= Albert Charles Bartlett =

British electrical engineer (1892–1939)

Albert Charles Bartlett (5 August 1892 – ) was a British electrical engineer who worked for the General Electric Company in Wembley. He had some correspondence with Wilhelm Cauer on the subject of filter designs.

He published a treatment of geometrically symmetrical 2-port networks in 1927 and is responsible for Bartlett's bisection theorem which shows that any symmetrical network can be transformed into a symmetrical lattice network.

He also patented the idea of using the method of an active amplifier with "negative resistance" to cancel the inductance of a telephone line.

==Publications==
===Journal articles===

- Bartlett, AC, "An extension of a property of artificial lines", Phil.
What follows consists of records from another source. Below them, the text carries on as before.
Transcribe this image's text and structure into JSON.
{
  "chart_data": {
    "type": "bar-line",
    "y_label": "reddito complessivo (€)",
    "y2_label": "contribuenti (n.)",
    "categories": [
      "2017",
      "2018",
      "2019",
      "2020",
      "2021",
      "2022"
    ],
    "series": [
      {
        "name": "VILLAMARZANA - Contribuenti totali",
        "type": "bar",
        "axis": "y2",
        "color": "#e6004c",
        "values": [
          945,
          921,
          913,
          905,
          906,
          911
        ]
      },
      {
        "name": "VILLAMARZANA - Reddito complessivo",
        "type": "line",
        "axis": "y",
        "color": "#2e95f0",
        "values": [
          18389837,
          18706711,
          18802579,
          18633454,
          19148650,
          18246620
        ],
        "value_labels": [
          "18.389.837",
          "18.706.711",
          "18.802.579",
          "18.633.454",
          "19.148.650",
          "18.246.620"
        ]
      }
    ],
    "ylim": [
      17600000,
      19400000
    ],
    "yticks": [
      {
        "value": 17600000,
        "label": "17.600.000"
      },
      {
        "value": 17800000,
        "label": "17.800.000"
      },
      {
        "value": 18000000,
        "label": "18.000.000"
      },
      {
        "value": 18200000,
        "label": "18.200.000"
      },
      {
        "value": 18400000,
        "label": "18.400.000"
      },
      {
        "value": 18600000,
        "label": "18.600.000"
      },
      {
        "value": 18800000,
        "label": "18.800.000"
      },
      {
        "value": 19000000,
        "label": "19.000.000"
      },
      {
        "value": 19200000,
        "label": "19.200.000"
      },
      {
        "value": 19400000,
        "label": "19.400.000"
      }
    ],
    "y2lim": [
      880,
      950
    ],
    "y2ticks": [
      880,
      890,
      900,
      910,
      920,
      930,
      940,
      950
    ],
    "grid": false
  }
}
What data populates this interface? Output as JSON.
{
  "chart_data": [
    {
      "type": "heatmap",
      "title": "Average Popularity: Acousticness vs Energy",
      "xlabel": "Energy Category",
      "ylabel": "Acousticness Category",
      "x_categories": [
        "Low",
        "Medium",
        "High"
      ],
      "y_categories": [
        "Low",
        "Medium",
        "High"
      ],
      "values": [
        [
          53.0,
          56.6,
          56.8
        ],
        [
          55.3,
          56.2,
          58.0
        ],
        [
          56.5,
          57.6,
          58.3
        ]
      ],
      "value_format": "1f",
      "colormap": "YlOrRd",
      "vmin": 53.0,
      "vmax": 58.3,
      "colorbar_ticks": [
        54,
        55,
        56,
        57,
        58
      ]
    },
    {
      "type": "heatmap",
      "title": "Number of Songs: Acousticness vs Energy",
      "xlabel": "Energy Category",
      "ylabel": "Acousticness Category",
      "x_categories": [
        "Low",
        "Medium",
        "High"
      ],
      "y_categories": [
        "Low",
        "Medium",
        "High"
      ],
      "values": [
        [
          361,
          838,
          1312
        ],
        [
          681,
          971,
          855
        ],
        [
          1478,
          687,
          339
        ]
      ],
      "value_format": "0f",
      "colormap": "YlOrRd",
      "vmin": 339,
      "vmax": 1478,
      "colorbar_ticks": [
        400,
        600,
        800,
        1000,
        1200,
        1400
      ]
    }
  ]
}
Mag., vol 4, p902, November 1927.
- Bartlett, AC, "A standard of small capacity differences", J. Sci. Instrum., vol 8, No 8 (August 1931), pp260–262.
- Bartlett, AC, "Note on the theory of screened impedances in A.C. bridges with the Wagner earth",J. Sci. Instrum., vol 6, No 9 (September 1929), pp277–280.
- Bartlett, AC, "A small peak voltmeter and an application", J. Sci. Instrum., vol 8, No 9 (June 1924), pp281–284.

===Patents===

- Bartlett, AC, Line balance for loaded telephone circuits, GB1767199, filed 30 Mar 1925, issued 24 Jun 1930.
- Bartlett, AC, Improvements in Electric Discharge Tubes, GB239736, filed 30 Oct 1924, issued 17 Sept 1925.
- Bartlett, AC, An improved method for reducing the self-inductance of electric circuits, GB278036, filed 25 May 1926, issued 26 Sep 1927.

===Books===
- Bartlett, AC, The theory of electrical artificial lines and filters, 1930, Chapman & Hall (London), LCCN 30030668.